Have a look at this story from South Coast Today:

Open Season: Expect rise in Lyme disease this year
By MARC FOLCO
Open Season
April 08, 2012 – 12:00 AM
Experts say that this year will be an extremely bad year for Lyme disease in the Northeast but not because of an extreme jump in tick populations (which carry the disease) or the warm winter, but because of a low acorn crop this past fall and the resulting decrease in mouse populations, which feed on acorns. Warm winters can affect tick behavior as they become active a few degrees above freezing, but mild winters themselves don’t typically affect populations, unless it’s due to other circumstances associated with warmer temperatures.

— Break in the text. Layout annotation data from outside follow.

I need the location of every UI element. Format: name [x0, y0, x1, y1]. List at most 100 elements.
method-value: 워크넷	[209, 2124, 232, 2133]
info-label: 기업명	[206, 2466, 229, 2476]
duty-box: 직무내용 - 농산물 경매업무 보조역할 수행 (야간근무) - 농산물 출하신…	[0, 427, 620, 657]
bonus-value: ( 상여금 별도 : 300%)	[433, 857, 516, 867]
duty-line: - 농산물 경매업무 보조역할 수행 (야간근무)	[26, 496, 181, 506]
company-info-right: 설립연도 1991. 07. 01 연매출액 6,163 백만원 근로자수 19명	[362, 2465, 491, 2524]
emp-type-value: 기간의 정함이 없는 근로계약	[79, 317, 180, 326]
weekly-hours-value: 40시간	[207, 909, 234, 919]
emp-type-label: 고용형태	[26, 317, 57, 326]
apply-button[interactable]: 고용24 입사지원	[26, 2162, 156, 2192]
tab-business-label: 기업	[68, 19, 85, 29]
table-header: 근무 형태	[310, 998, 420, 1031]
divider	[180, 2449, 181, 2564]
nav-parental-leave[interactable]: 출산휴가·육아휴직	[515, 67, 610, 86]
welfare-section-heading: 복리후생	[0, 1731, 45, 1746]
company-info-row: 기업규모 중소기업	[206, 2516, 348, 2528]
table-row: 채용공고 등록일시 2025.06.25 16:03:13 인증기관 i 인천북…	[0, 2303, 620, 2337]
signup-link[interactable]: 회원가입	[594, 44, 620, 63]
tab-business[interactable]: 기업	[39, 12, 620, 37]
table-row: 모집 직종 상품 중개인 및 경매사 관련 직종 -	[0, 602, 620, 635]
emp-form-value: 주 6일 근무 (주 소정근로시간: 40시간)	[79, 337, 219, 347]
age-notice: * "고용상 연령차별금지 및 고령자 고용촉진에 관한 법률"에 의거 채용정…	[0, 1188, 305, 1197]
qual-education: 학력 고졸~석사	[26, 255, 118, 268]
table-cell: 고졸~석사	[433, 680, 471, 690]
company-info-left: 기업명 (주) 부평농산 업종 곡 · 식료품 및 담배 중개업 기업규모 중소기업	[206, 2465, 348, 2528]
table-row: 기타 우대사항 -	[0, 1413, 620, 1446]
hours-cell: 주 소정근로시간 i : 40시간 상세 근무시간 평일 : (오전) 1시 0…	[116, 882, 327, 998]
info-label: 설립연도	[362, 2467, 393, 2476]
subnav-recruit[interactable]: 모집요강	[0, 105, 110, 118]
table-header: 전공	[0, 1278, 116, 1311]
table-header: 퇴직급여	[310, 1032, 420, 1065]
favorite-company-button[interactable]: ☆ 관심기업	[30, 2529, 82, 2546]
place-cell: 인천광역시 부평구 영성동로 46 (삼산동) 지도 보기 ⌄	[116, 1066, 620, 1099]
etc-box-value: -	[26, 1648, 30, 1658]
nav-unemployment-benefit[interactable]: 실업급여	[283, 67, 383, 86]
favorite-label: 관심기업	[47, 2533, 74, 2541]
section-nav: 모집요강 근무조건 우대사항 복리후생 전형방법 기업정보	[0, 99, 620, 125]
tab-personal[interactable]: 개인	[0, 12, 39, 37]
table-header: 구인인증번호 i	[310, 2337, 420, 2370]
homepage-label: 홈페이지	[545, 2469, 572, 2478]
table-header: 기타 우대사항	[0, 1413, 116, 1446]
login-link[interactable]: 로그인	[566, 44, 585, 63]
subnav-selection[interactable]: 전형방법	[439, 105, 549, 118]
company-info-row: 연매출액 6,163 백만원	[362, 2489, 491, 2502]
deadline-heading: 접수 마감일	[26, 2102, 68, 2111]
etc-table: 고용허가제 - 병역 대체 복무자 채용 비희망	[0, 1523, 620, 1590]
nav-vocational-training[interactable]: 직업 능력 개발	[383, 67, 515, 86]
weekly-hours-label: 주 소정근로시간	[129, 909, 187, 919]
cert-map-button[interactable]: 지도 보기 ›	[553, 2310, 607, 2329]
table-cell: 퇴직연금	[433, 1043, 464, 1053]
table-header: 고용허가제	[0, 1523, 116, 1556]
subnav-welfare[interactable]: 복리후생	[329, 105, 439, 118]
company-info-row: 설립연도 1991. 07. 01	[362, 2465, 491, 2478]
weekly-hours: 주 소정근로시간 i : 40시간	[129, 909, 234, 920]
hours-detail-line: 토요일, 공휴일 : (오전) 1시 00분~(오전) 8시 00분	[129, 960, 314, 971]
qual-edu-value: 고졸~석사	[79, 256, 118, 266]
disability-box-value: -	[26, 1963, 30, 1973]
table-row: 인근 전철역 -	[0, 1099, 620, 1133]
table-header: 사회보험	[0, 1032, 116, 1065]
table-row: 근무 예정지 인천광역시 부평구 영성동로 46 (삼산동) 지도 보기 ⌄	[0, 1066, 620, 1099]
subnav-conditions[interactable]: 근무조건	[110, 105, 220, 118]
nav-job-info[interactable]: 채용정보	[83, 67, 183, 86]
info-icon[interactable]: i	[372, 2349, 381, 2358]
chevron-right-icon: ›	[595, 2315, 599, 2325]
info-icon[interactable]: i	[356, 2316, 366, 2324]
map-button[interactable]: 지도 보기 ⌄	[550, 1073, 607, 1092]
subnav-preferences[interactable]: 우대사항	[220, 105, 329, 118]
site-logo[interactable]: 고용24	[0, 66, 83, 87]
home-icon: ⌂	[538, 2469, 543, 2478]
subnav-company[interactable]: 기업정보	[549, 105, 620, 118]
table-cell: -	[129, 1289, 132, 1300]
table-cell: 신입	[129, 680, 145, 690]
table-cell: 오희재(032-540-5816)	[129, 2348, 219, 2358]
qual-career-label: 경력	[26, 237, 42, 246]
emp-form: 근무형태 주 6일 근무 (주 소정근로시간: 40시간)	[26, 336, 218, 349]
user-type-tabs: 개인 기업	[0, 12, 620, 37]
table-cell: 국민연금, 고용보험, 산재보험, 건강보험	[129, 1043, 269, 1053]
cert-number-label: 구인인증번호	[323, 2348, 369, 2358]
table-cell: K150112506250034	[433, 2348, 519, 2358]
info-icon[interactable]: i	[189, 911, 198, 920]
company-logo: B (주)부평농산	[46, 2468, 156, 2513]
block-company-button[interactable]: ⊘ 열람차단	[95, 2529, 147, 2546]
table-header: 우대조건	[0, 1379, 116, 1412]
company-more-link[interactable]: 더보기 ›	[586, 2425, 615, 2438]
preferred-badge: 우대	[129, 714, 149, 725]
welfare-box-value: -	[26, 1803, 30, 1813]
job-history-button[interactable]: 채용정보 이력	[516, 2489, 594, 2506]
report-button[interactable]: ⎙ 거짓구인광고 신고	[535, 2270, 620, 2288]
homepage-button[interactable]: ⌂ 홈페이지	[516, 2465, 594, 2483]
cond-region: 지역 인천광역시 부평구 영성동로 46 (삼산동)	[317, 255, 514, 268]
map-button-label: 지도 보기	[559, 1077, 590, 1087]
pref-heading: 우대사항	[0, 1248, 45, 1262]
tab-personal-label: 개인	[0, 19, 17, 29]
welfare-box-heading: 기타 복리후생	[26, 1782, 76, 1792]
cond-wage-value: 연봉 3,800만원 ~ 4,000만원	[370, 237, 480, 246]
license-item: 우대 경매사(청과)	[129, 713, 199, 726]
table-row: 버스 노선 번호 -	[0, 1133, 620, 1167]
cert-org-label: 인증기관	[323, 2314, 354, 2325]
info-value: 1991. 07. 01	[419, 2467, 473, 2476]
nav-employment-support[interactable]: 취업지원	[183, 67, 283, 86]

Boom and bust years are typical for acorn production with boom years resulting in the forest floor being covered with them, and bust years with oak trees producing few acorns. This past fall was a bust year, and white-footed mice, which feed on the acorns, had an extremely low winter survival. Without their staple food source, many mice died off through the winter, causing a crash in their population.

The white-footed mouse is also the favorite and most common host of the black-legged tick, which transmits Lyme disease. The ticks need a meal of blood at three different stages — larvae, nymph and adult. So without their favorite restaurant (white footed mice), the ticks will be looking to dine elsewhere.

“This spring, there will be a lot of Borrelia burgdorferi-infected black-legged ticks in our forests looking for a blood meal. And instead of finding a white-footed mouse, they are going to find other mammals — like us,” Richard Ostfeld, a disease ecologist at the Cary Institute of Ecosystem Studies in Millbrook, N.Y., told HealthDay News. Borrelia burgdorferi is the bacterium that causes Lyme disease. It doesn’t affect mice, but can cause Lyme disease in humans, which can cause chronic fatigue, joint pain and neurological problems if it goes untreated.

Ostfeld and other experts predict the surge will begin in May and last until July. A similar boom-bust cycle of acorn crops and mouse populations happened in 2006 and 2007 resulting in numbers of nymphal black-legged ticks reaching a 20-year high. Sportsmen and outdoors people are urged to use precautions, such as wearing insect repellent, long pants and long sleeves when venturing into the woods, and to check themselves carefully for ticks when they get home. The larval stage of the black legged tick is tiny and can go unnoticed if you’re not looking for it.

Lyme disease, in case you’re not up on your arthropod transmitted diseases, it is caused by a bacterial infection that can have serious systemic effects, including long term nerve and joint damage, if left untreated.

So make sure you know who your designated “tick-checking-buddy” is! The CDC has a handy instruction guide on how to do this.

Isn’t that amazing! A shortage of acorns is putting humans at risk! Now I’m just as guilty as everyone else for thinking it, but stories like this remind me that the world isn’t actually split into “human” and “nature” – it’s all nature.